The Ninth Life of Louis Drax
This short 2004 novel by Liz Jensen doesn't immediately present itself as a thriller, but midway through, the tension between what the characters understand and what the events describe have created a kind of horrific suspense that creeps up on one.

One of the reasons I like this book is that it's reworking the ambiguities of the Fantastic in a complex, modern fashion. That is to say, it presents multiple self-deluding narrators who take their realities as reality. And, in the best tradition of the Fantastic, the self-delusions can be understood within the context of broader cultural delusions.

There are two narrators in this novel. One is Louis Drax, the "accident-prone," preternaturally intelligent, self-described "disturbed child" central character. He is nine going on ten. This voice is astonishingly well-represented. Jensen manages to capture an intelligent child's partial understanding of the dynamics between the adults who control his life--along with the perhaps inevitable over-interpretation of that understanding. I particularly like how Jensen uses the usual tropes of "smart boys"--fascination with sharks and bats, for example--as vehicles for Louis's repressed emotions. Part of the suspense involves the morally ambiguous nature of the "accident-prone" Louis: malicious but innocent, or adored but evil?

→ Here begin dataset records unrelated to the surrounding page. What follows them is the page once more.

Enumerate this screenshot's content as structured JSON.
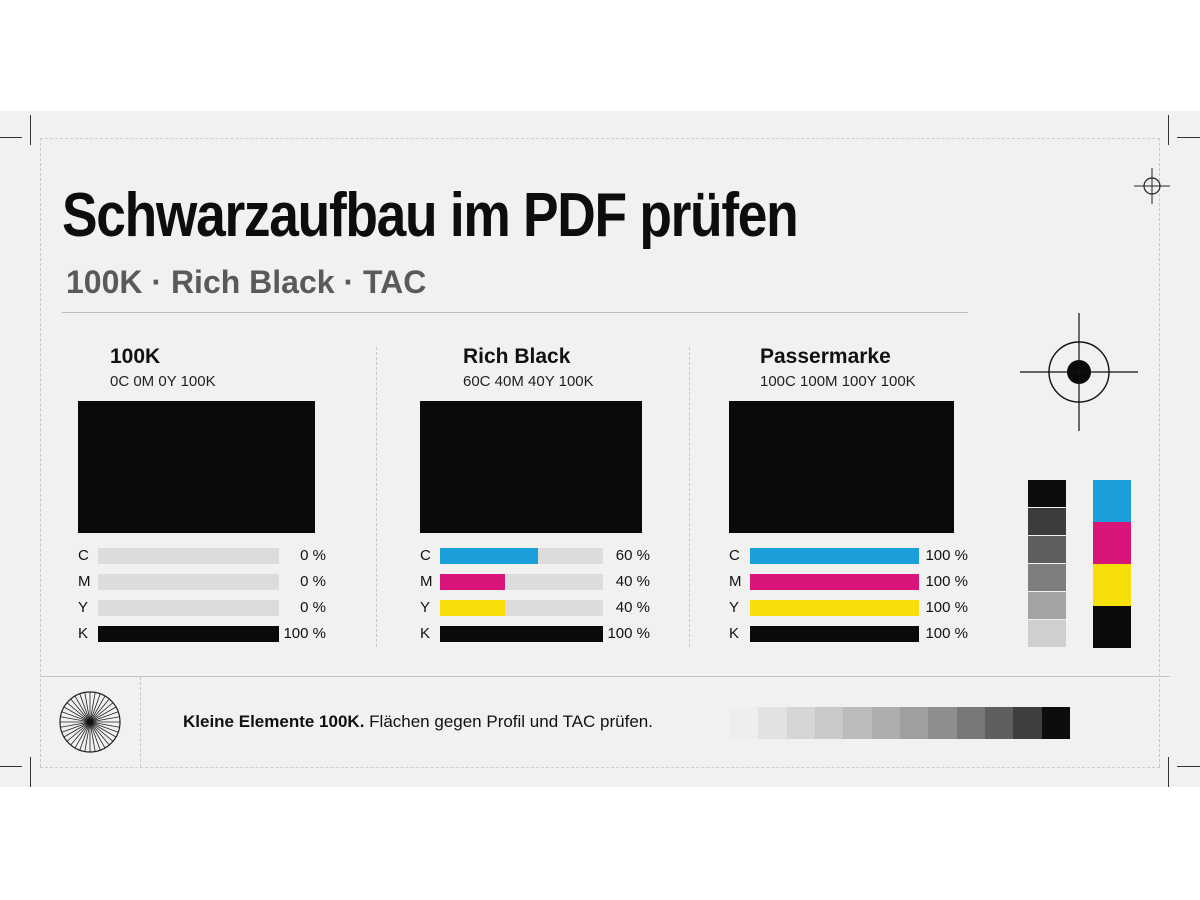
{
  "title": "Schwarzaufbau im PDF prüfen",
  "subtitle": "100K · Rich Black · TAC",
  "columns": [
    {
      "title": "100K",
      "formula": "0C 0M 0Y 100K",
      "bars": [
        {
          "letter": "C",
          "value": 0,
          "label": "0 %",
          "color": "#1a9fdb"
        },
        {
          "letter": "M",
          "value": 0,
          "label": "0 %",
          "color": "#d9157a"
        },
        {
          "letter": "Y",
          "value": 0,
          "label": "0 %",
          "color": "#f7df0a"
        },
        {
          "letter": "K",
          "value": 100,
          "label": "100 %",
          "color": "#0a0a0a"
        }
      ]
    },
    {
      "title": "Rich Black",
      "formula": "60C 40M 40Y 100K",
      "bars": [
        {
          "letter": "C",
          "value": 60,
          "label": "60 %",
          "color": "#1a9fdb"
        },
        {
          "letter": "M",
          "value": 40,
          "label": "40 %",
          "color": "#d9157a"
        },
        {
          "letter": "Y",
          "value": 40,
          "label": "40 %",
          "color": "#f7df0a"
        },
        {
          "letter": "K",
          "value": 100,
          "label": "100 %",
          "color": "#0a0a0a"
        }
      ]
    },
    {
      "title": "Passermarke",
      "formula": "100C 100M 100Y 100K",
      "bars": [
        {
          "letter": "C",
          "value": 100,
          "label": "100 %",
          "color": "#1a9fdb"
        },
        {
          "letter": "M",
          "value": 100,
          "label": "100 %",
          "color": "#d9157a"
        },
        {
          "letter": "Y",
          "value": 100,
          "label": "100 %",
          "color": "#f7df0a"
        },
        {
          "letter": "K",
          "value": 100,
          "label": "100 %",
          "color": "#0a0a0a"
        }
      ]
    }
  ],
  "footer": {
    "bold": "Kleine Elemente 100K.",
    "text": "Flächen gegen Profil und TAC prüfen."
  },
  "gray_scale_bar": [
    "#0d0d0d",
    "#3c3c3c",
    "#5f5f5f",
    "#7e7e7e",
    "#a3a3a3",
    "#cfcfcf"
  ],
  "cmyk_bar": [
    "#1a9fdb",
    "#d9157a",
    "#f7df0a",
    "#0a0a0a"
  ],
  "footer_gradient": [
    "#eeeeee",
    "#e2e2e2",
    "#d6d6d6",
    "#c9c9c9",
    "#bcbcbc",
    "#aeaeae",
    "#9f9f9f",
    "#8e8e8e",
    "#787878",
    "#5f5f5f",
    "#3f3f3f",
    "#0d0d0d"
  ],
  "icons": [
    "registration-mark-icon",
    "starburst-icon",
    "crop-mark-icon"
  ]
}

The other narrator is Dr. Dannachet, the neurologist working in an hospice specializing in long-term coma patients, who becomes involved with the unconscious Louis Drax and his beautiful, suffering mother. Here, Jensen may have sacrificed some drama to realism: Dr. Dannachet's obsessions and weaknesses seem--to this weak obesessive--rather too easily overcome. His emotional ambivalences get a few paragraphs, but then he goes to work and reports to the police the new information he learns. However, the costs of his involvement aren't underplayed: the new emotional arrangements after the novel's events are presented as extremely fragile and contingent.

This is a clever book, and it addresses indirectly several very hot political questions (adoption and persistent vegetative syndrome, to name the least plot-giving-away). It's also a quick read.